Merita di rilevare che già intorno alla metà del secolo scorso l’atteggiamento da tenersi di
fronte agli animali e a tutto il mondo vivente era andato mutando profondamente. I filosofi che si
sono soffermati su tali punti hanno cercato di spiegare le ragioni per cui gli uomini avrebbero
dovuto prendersi (moralmente) cura dell’ambiente.
Il problema risulta strettamente connesso con quest’altro quesito: gli oggetti naturali, gli
animali e le piante hanno una loro propria rilevanza morale, e in tal caso questa rilevanza da che
cosa trae la sua giustificazione? Esaminando le opere degli uomini di cultura che hanno
sostenuto la necessità di gettare le basi di un '’etica ambientale”, è possibile individuare in esse
due distinti indirizzi di pensiero.
Nel primo possiamo includere quei filosofi i quali, dopo aver contestato radicalmente l’idea del
“dominio umano della natura”, affermano che il problema del rapporto tra l’uomo e l’ambiente è
così nuovo e di così ampia portata da esigere un’etica nuova e una nuova gerarchia di valori:
un’etica fondata sui concetti di “interdipendenza degli esseri viventi e non viventi” e di “equilibrio
della natura”, che ci vengono dalla scienza ecologica. Del secondo gruppo fanno parte invece
quei filosofi che non ritengono necessario trasformare la teoria etica per includere la nuova
problematica del rapporto uomo-ambiente essendo sufficiente estendere le categorie dell’etica
tradizionale per inserirvi questi nuovi temi.
In questo secondo gruppo troviamo almeno due filoni tra loro assai differenti:
a) vi sono da un lato coloro che considerano gli elementi della natura (gli animali, le piante
e la stessa terra) come dotati di un valore in sé; è la teoria dei “diritti della natura” o dei
“diritti biotici”, che avrebbero gli organismi, le specie e gli ambienti di continuare a
esistere indipendentemente dall’uomo e soprattutto senza essere alterati o distrutti
dall’uomo;
b) vi sono poi quei filosofi che considerano gli elementi della natura come entità il cui
valore deve essere considerato solo in una visione antropocentrica, in funzione della vita e
del benessere dell’uomo.
L’etica antropocentrica ci dice poi che il rispetto della natura deve essere fondato anche
su certi ideali della persona umana come ad esempio quello di non distruggere nulla
immotivatamente.
Tra i filoni di studio che hanno contribuito alla creazione di un’etica ambientale vi è quello
che prende l’avvio dalle basi del pensiero cristiano. Alcuni filosofi hanno cercato di dedurre dalle
Sacre Scritture un comportamento morale nei confronti della natura o piuttosto se questi libri
sacri contengano una sorta di avallo alla dominazione e allo sfruttamento incontrollato delle
risorse naturali.
Lo studioso americano Lynn White Jr. ha affermato che nella tradizione giudaico-cristiana si
possono trovare le radici dell’attuale contrapposizione uomo-natura e addirittura dell’attuale
alterazione ambientale.
9
In sostanza White critica quel passo della Genesi (Gen. I, 26-30) in cui
si afferma che l’uomo, per volere di Dio, ha il dominio assoluto di tutta la terra; tale principio
avrebbe autorizzato la specie umana alla trasformazione dell’ambiente. Sempre secondo questa
tesi, il Cristianesimo, riducendo tutti gli esseri viventi e tutte le cose presenti nel mondo naturale
a semplici “risorse” a disposizione dell’uomo, avrebbe distrutto “l’animismo primitivo” (lo spirito
del bosco, lo spirito del fiume, ecc.) che della natura costituiva la più valida protezione.

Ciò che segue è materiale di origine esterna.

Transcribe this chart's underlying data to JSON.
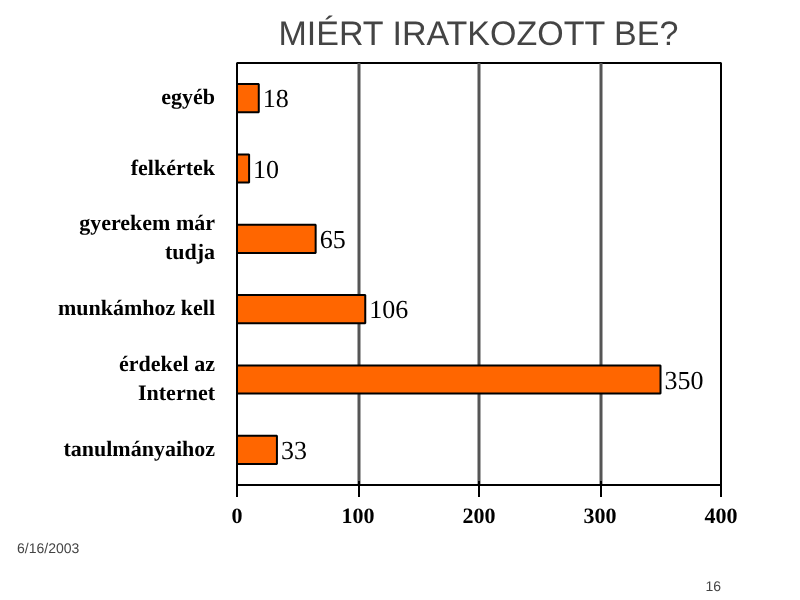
{
  "chart_data": {
    "type": "bar",
    "orientation": "horizontal",
    "title": "MIÉRT IRATKOZOTT BE?",
    "categories": [
      "egyéb",
      "felkértek",
      "gyerekem már\ntudja",
      "munkámhoz kell",
      "érdekel az\nInternet",
      "tanulmányaihoz"
    ],
    "values": [
      18,
      10,
      65,
      106,
      350,
      33
    ],
    "color": "#ff6600",
    "xlim": [
      0,
      400
    ],
    "xticks": [
      0,
      100,
      200,
      300,
      400
    ],
    "grid": "x",
    "data_labels": true,
    "annotations": [
      "6/16/2003",
      "16"
    ]
  }
}
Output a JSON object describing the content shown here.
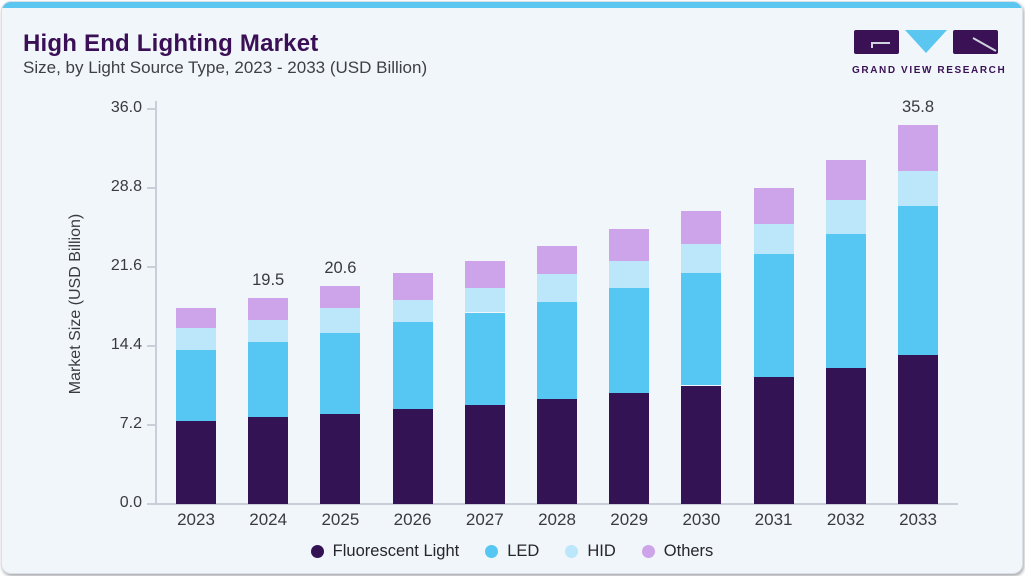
{
  "header": {
    "title": "High End Lighting Market",
    "subtitle": "Size, by Light Source Type, 2023 - 2033 (USD Billion)"
  },
  "logo": {
    "text": "GRAND VIEW RESEARCH"
  },
  "colors": {
    "accent_cyan": "#5BC6F0",
    "card_background": "#F0F6FA",
    "title_purple": "#3A0F55",
    "axis_gray": "#C9CFD8",
    "text_gray": "#3A3A42"
  },
  "chart_data": {
    "type": "bar",
    "stacked": true,
    "title": "High End Lighting Market",
    "subtitle": "Size, by Light Source Type, 2023 - 2033 (USD Billion)",
    "xlabel": "",
    "ylabel": "Market Size (USD Billion)",
    "ylim": [
      0,
      36
    ],
    "yticks": [
      "0.0",
      "7.2",
      "14.4",
      "21.6",
      "28.8",
      "36.0"
    ],
    "grid": false,
    "legend_position": "bottom",
    "categories": [
      "2023",
      "2024",
      "2025",
      "2026",
      "2027",
      "2028",
      "2029",
      "2030",
      "2031",
      "2032",
      "2033"
    ],
    "series": [
      {
        "name": "Fluorescent Light",
        "color": "#331353",
        "values": [
          7.8,
          8.2,
          8.5,
          9.0,
          9.4,
          9.9,
          10.5,
          11.2,
          12.0,
          12.9,
          14.1
        ]
      },
      {
        "name": "LED",
        "color": "#56C7F3",
        "values": [
          6.8,
          7.1,
          7.7,
          8.2,
          8.7,
          9.2,
          9.9,
          10.6,
          11.6,
          12.6,
          14.1
        ]
      },
      {
        "name": "HID",
        "color": "#BCE6F9",
        "values": [
          2.0,
          2.1,
          2.3,
          2.1,
          2.3,
          2.6,
          2.6,
          2.8,
          2.9,
          3.2,
          3.3
        ]
      },
      {
        "name": "Others",
        "color": "#CDA3E9",
        "values": [
          1.9,
          2.1,
          2.1,
          2.5,
          2.6,
          2.7,
          3.0,
          3.1,
          3.4,
          3.8,
          4.3
        ]
      }
    ],
    "total_labels": {
      "2024": "19.5",
      "2025": "20.6",
      "2033": "35.8"
    }
  }
}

A questa tesi di White si possono rivolgere varie critiche. Anzitutto appare inconcepibile
esaltare le culture pre-cristiane e considerarle ideali in quanto non antropocentriche e rispettose
della natura. Tale presupposto fa pensare ad un rifiuto del sapere e della scienza moderne in
nome di una presunta “sacralità” della natura. Quanto poi ai disastri ecologici è facile rispondere
a White che questi non sono una caratteristica dei paesi a religione cristiana, ma anche dei
popoli di altra fede religiosa. Ricordiamo poi che la Bibbia non solo vieta di sfruttare la terra in
modo sconsiderato, ma attraverso la maledizione divina fa conoscere le conseguenze nefaste di
un simile sfruttamento.
9
L. WHITE Jr., The Historical Roots ..., pp. 1203-1207
Questi principi sono stati riaffermati nel Nuovo Testamento dove si esalta la natura
considerata come compagna degna di partecipare alla vita dell’uomo. Vi si dice esplicitamente
che Dio chiederà conto del modo in cui è stato utilizzato il patrimonio di risorse naturali che Egli
ha affidato agli uomini per una saggia e intelligente amministrazione, e punirà coloro che invece
di “dominare e custodire” la natura l’avranno “sfruttata”.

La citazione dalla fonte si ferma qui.